No way I've just realised how powerful these heightmaps could be. I reckon I could have a player flying even a very fast airplane through a landscape where the program just referenced a heightmap to know what vertices and thus what polygons to display. I could just use a circle with its radius based on the player's view distance to know which vertices to load. The actual entire 3D terrain need never even exist in full vertex form in memory anywhere.

I could even use a special colour within a heightmap that corresponded with areas that were of very high detail such as little paths or roads. The main landscape rendering code could then just ignore these areas and then go back into them once everything else was took care of and use a heightmap with the same resolution but over a smaller area to recreate these small intimate places.

This would mean you could alter the 'tilesize' of your height map depending upon how much detail was in the area being covered by it. Large open rolling terrain would have a heightmap covering a large area which would give lower vertex position resolution, whilst small intimate places would have a heightmap covering a much smaller area meaning I could still use fine vertex variations in intimate areas.

A decent search algorithm could I presume tell me which vertices need not be rendered (say they are behind a mountain) and these never even get sent to DirectX so it doesn't have to draw loads of unrequired stuff and then rely on the Z buffer to display the screen properly.

This could be really powerful and provide the answer as to how to render huge yet detailed environments realistically on the fly at low memory cost. Thanks for pointing me in this direction, cheers!

neuspadrin

You might also want to look into 2 other programs we often use here at Terragen:

GeoControl2 - http://www.geocontrol2.com/e_index.htm
Has a 31 day trial.

and

World Machine 2 - http://www.world-machine.com/index.html (currently 25% off standard version)
Has a unlimited length demo version for noncomercial use, with a size limit on exports.

These are dedicated to just terrain generation, where as terragen itself is more dedicated to generation + animation.  You could perhaps use terragen to make your texture tiles, and one of these others to generate terrains.

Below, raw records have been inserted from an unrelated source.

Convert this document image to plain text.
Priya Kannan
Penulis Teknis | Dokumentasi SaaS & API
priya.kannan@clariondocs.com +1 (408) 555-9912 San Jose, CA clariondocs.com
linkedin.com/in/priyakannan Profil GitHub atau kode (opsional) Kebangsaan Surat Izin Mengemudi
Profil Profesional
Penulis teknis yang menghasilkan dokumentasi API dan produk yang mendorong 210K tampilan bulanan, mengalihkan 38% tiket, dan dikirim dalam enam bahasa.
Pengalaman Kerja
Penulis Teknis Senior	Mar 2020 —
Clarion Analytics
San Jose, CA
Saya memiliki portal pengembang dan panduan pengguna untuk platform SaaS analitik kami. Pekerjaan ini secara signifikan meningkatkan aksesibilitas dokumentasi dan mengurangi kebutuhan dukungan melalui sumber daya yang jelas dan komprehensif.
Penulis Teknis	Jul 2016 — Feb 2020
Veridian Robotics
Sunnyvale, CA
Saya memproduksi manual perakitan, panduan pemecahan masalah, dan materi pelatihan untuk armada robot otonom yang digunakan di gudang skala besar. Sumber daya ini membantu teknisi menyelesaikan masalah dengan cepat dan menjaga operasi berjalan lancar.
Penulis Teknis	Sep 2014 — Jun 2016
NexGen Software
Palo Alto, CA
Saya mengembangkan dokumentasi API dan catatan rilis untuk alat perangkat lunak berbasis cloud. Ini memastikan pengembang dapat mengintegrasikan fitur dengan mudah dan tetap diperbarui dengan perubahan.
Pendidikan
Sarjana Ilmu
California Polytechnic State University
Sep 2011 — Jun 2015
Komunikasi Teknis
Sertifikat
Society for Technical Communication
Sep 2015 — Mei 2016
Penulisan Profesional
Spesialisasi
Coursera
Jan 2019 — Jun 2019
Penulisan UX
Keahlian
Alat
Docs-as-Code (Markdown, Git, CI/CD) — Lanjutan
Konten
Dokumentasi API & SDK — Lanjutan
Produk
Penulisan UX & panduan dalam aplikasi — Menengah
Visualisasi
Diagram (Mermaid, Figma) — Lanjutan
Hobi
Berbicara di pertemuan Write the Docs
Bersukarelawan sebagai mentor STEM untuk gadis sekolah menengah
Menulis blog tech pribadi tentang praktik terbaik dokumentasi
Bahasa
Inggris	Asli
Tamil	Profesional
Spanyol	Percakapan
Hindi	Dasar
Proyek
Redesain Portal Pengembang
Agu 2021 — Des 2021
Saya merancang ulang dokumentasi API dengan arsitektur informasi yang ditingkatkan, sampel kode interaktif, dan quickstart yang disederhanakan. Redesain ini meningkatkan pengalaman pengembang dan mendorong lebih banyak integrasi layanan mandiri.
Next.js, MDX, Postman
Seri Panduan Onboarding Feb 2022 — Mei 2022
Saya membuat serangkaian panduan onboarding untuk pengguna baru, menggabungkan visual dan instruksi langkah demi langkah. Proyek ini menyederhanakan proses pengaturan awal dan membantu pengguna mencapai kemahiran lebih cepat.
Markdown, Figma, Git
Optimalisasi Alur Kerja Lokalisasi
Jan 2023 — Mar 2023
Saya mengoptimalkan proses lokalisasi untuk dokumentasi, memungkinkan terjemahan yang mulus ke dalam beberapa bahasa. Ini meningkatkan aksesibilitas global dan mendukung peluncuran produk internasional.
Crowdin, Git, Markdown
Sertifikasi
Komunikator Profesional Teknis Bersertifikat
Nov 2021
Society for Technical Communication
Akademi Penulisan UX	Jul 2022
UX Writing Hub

Those other programs also have more choice on file export I believe.  Many different formats of heightmaps + I believe both support exporting as mesh (obj format i think?).

N810

For clasic you might want to check out the "for export only" plug in as well,
it gives you a few more options.
Hmmm... wonder what this button does....

adder6

That sounds great. Thank you both so much for your help ;)

Oshyan

I agree with Neuspadrin, a dedicated heightfield modeler may be better for your needs. World Machine and Geocontrol are both good options, around the same price as TG Classic but with far more power, control, options, and flexibility in terrain generation and output. World Machine has decent geometry export functions and controls. Both can generate and export textures and masks.